Two answers: one, is we need to continue to speak to the policy makers, and not just health policy makers, also economic policy makers. So this is the sort of dialogue we encourage, the Ministers of Finance in the countries.

What are the key targets, do you think right now? 

In terms of the cancers?

Prevention, yes.

Prevention? Also certain population groups. Children’s cancers which are typically not about prevention, except in the case of Burkitt’s Lymphoma which is communicable of origin, infection associated cancer in that case, but all the other children’s cancers are not actually associated with an infection and they are treatable in many cases. So we can see a 90% survival rate for children with acute lymphoblastic leukaemia in Canada and 10% in the 25 poorest countries of the world.

Then in adults there are known causes?

In adults there are known causes that are associated with prevention, again many associated with infection.

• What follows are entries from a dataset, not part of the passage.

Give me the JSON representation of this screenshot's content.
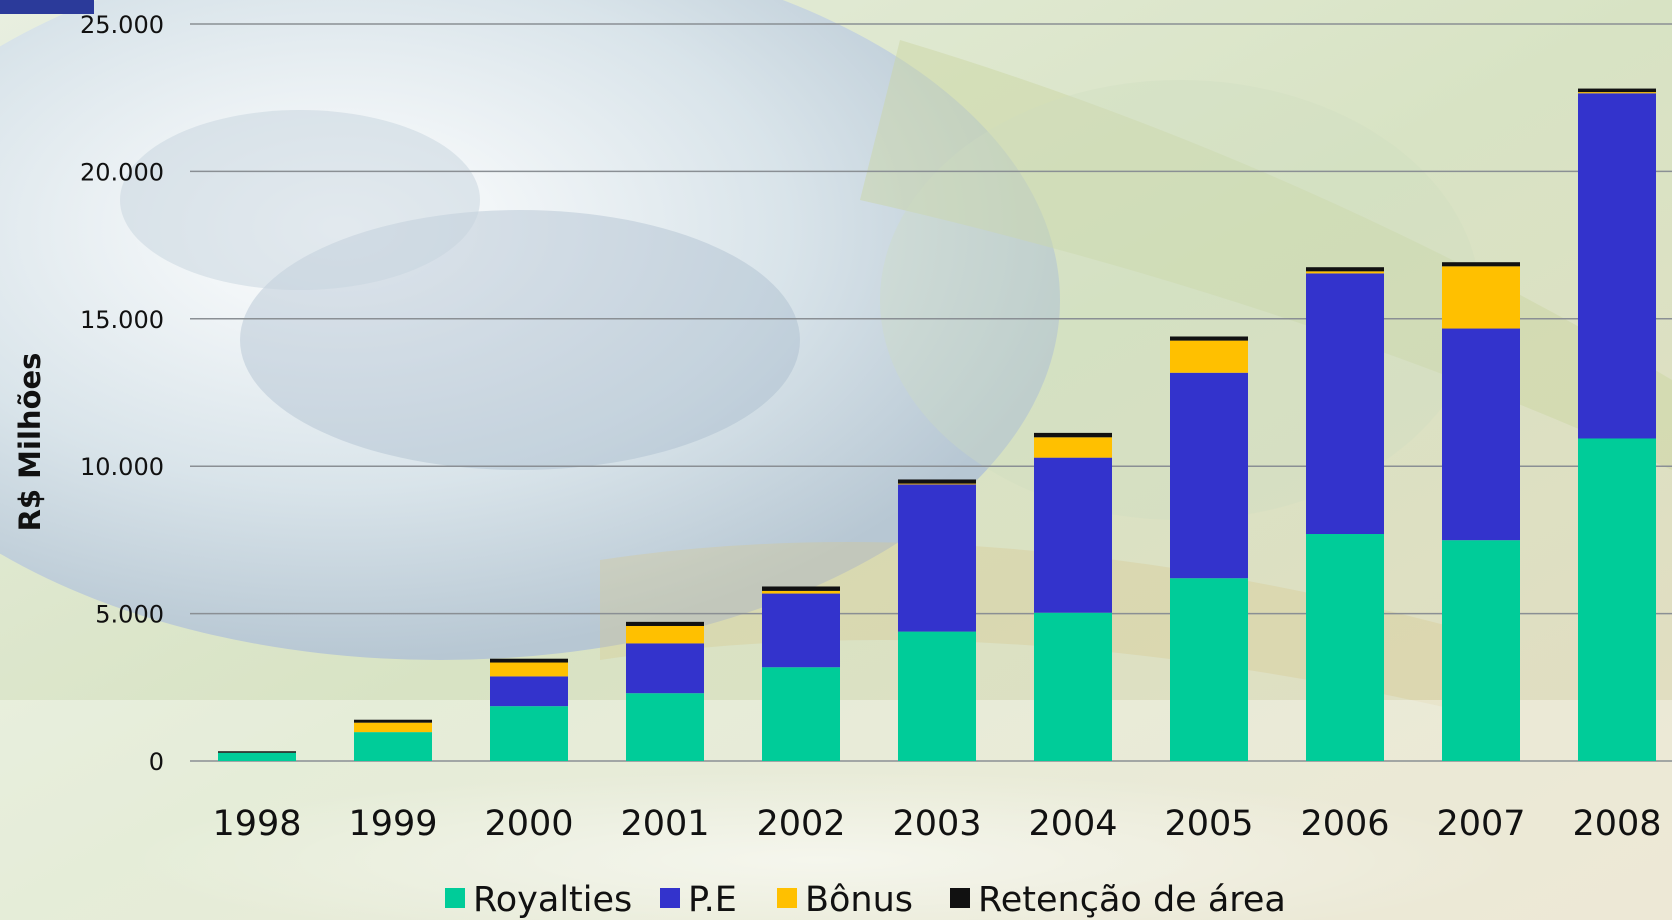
{
  "chart_data": {
    "type": "bar",
    "stacked": true,
    "categories": [
      "1998",
      "1999",
      "2000",
      "2001",
      "2002",
      "2003",
      "2004",
      "2005",
      "2006",
      "2007",
      "2008"
    ],
    "series": [
      {
        "name": "Royalties",
        "color": "#00cc99",
        "values": [
          280,
          980,
          1860,
          2300,
          3180,
          4390,
          5030,
          6200,
          7700,
          7490,
          10940
        ]
      },
      {
        "name": "P.E",
        "color": "#3333cc",
        "values": [
          0,
          0,
          1010,
          1690,
          2500,
          4990,
          5260,
          6970,
          8840,
          7180,
          11710
        ]
      },
      {
        "name": "Bônus",
        "color": "#ffc000",
        "values": [
          0,
          320,
          470,
          590,
          90,
          30,
          690,
          1090,
          70,
          2110,
          40
        ]
      },
      {
        "name": "Retenção de área",
        "color": "#111111",
        "values": [
          50,
          100,
          130,
          140,
          150,
          140,
          150,
          140,
          140,
          140,
          120
        ]
      }
    ],
    "ylabel": "R$ Milhões",
    "xlabel": "",
    "ylim": [
      0,
      25000
    ],
    "yticks": [
      "0",
      "5.000",
      "10.000",
      "15.000",
      "20.000",
      "25.000"
    ],
    "ytick_values": [
      0,
      5000,
      10000,
      15000,
      20000,
      25000
    ],
    "grid": true,
    "legend_position": "bottom"
  }
}
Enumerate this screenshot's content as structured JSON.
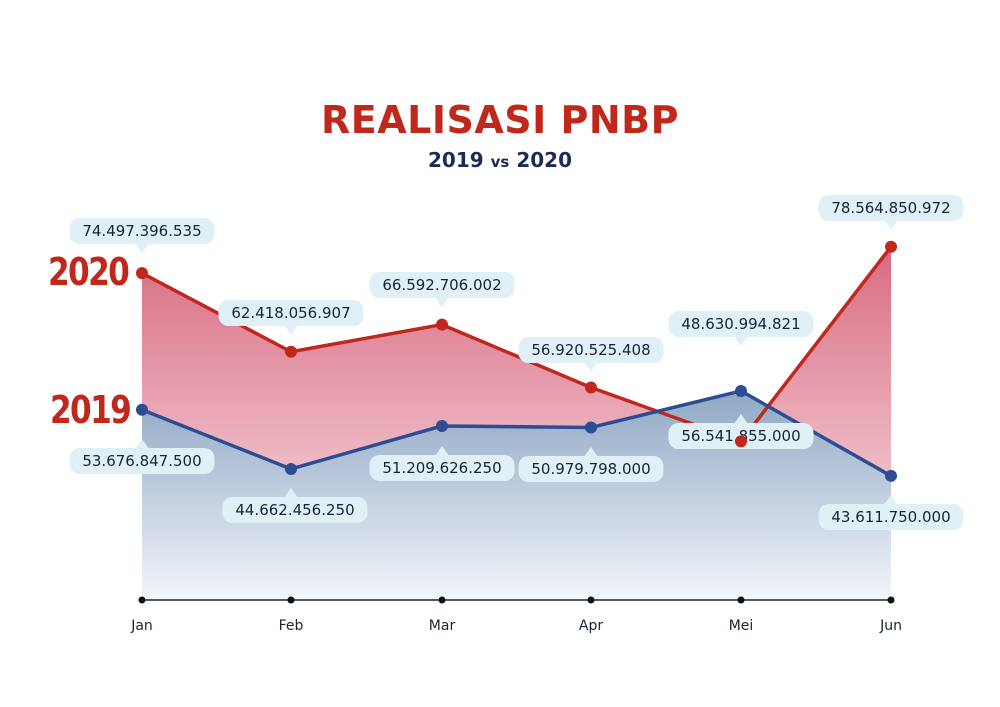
{
  "title": "REALISASI PNBP",
  "subtitle": {
    "a": "2019",
    "vs": "vs",
    "b": "2020"
  },
  "colors": {
    "y2020": "#c0281c",
    "y2019": "#2c4d94",
    "label_bg": "#dff1f7",
    "title": "#c0281c",
    "subtitle": "#1f2a55",
    "text": "#1b2236"
  },
  "chart_data": {
    "type": "area",
    "title": "REALISASI PNBP",
    "subtitle": "2019 vs 2020",
    "categories": [
      "Jan",
      "Feb",
      "Mar",
      "Apr",
      "Mei",
      "Jun"
    ],
    "series": [
      {
        "name": "2020",
        "values": [
          74497396535,
          62418056907,
          66592706002,
          56920525408,
          48630994821,
          78564850972
        ],
        "labels": [
          "74.497.396.535",
          "62.418.056.907",
          "66.592.706.002",
          "56.920.525.408",
          "48.630.994.821",
          "78.564.850.972"
        ]
      },
      {
        "name": "2019",
        "values": [
          53676847500,
          44662456250,
          51209626250,
          50979798000,
          56541855000,
          43611750000
        ],
        "labels": [
          "53.676.847.500",
          "44.662.456.250",
          "51.209.626.250",
          "50.979.798.000",
          "56.541.855.000",
          "43.611.750.000"
        ]
      }
    ],
    "grid": false,
    "legend": "left"
  }
}
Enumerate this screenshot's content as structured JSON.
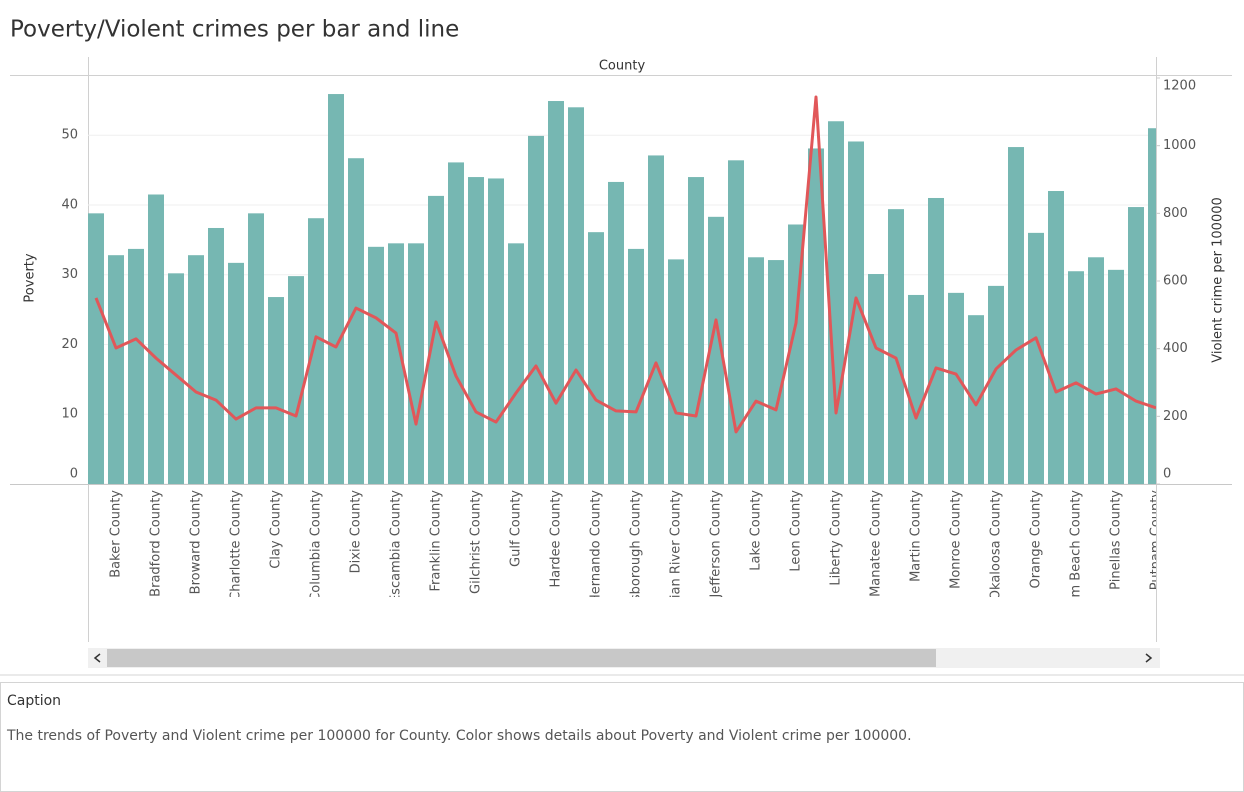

We need the HBV vaccine, we need the HPV vaccine, we need the tobacco, the anti-tobacco, we need the work on nutrition without any question. But that doesn’t mean not treating those cancers like breast cancer where we know that treatment can generate cure. And these are messages to share with the policy makers. There are also reasons for helping people to understand if they have cancer and undertaking awareness programmes and also prevention campaigns.

So what’s the bottom line you’d like cancer clinicians to take home from your message here in Washington DC?

The first is how much we can gain by applying all the knowledge we have in other populations, the knowledge that they have and that they’ve developed and that they know how to apply. And the second is by learning how to integrate these innovative models for delivery into health systems in developing countries, we can not only save those lives but also bring lessons back to the United States, Canada, Europe and others.

Felicia, thank you very much, good to see you.

Thank you very much for the interview and for all you’re doing for those of us who live with cancer.